Откладываю до другого письма удовольствие рассказать о происшествиях и черточках из жизни наших прекрасных соотечественниц; а сейчас расскажу о той, о которой Вы все знаете. Она приняла живейшее участие в вашем несчастии; она поручила мне сказать Вам об этом, я пишу Вам с ее согласия. Ее нежная и добрая душа видит лишь несправедливость, жертвою которой Вы стали; она выразила мне это со всей чувствительностью и грацией, свойственной характеру вашей Ларисы (намек на главную героиню романа «Уралов». - Авт.).
Ради Бога, дорогой друг, не предавайтесь отчаянию, берегитесь, чтобы оно не ослабило вашего прекрасного дарования, заботьтесь о себе, будьте терпеливы: Ваше положение изменится к лучшему. Поймут несправедливость той суровой кары, которую применили к Вам.
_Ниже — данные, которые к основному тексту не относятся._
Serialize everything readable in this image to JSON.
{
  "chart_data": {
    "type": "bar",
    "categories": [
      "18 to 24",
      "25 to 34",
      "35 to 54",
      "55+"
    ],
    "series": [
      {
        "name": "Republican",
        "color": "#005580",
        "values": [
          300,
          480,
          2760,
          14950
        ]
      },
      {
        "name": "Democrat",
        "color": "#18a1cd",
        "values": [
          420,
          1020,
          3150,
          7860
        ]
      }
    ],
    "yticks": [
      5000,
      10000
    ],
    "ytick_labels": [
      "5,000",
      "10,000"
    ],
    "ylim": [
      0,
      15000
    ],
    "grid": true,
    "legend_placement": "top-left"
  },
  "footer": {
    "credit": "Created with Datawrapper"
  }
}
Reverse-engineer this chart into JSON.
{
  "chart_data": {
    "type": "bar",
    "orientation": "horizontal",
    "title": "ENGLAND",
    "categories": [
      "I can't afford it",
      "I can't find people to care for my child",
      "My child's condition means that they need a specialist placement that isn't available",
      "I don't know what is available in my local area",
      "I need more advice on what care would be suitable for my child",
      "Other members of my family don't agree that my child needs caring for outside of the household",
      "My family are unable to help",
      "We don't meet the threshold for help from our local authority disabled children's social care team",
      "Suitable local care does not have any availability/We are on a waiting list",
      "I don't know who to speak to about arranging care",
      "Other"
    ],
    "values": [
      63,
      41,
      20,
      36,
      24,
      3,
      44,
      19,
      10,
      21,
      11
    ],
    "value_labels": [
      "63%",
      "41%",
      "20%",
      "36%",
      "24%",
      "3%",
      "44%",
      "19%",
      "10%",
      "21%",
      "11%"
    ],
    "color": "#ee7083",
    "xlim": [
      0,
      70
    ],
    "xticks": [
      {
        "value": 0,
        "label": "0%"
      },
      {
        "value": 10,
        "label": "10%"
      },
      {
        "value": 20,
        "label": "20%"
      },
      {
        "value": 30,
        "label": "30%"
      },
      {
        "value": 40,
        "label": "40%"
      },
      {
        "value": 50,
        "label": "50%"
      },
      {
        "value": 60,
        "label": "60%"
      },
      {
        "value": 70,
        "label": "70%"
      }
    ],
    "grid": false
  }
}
Ваш долг перед самим собой, перед другими, даже перед вашей родиной - не падать духом; не забывайте, что Вы - украшение нашей зарождающейся литературы и что временные невзгоды, жертвою которых Вы оказались, не могут повредить Вашей литературной славе. Я знаю, что Ваша первая ссылка пошла на пользу Вашему характеру, что Вы теперь уже не такой взбалмошный, опрометчивый. Продолжайте в том же роде, затем - питайте уважение к религии, - и я не сомневаюсь, что в самом непродолжительном времени Вас выпустят из проклятой Вашей деревни“.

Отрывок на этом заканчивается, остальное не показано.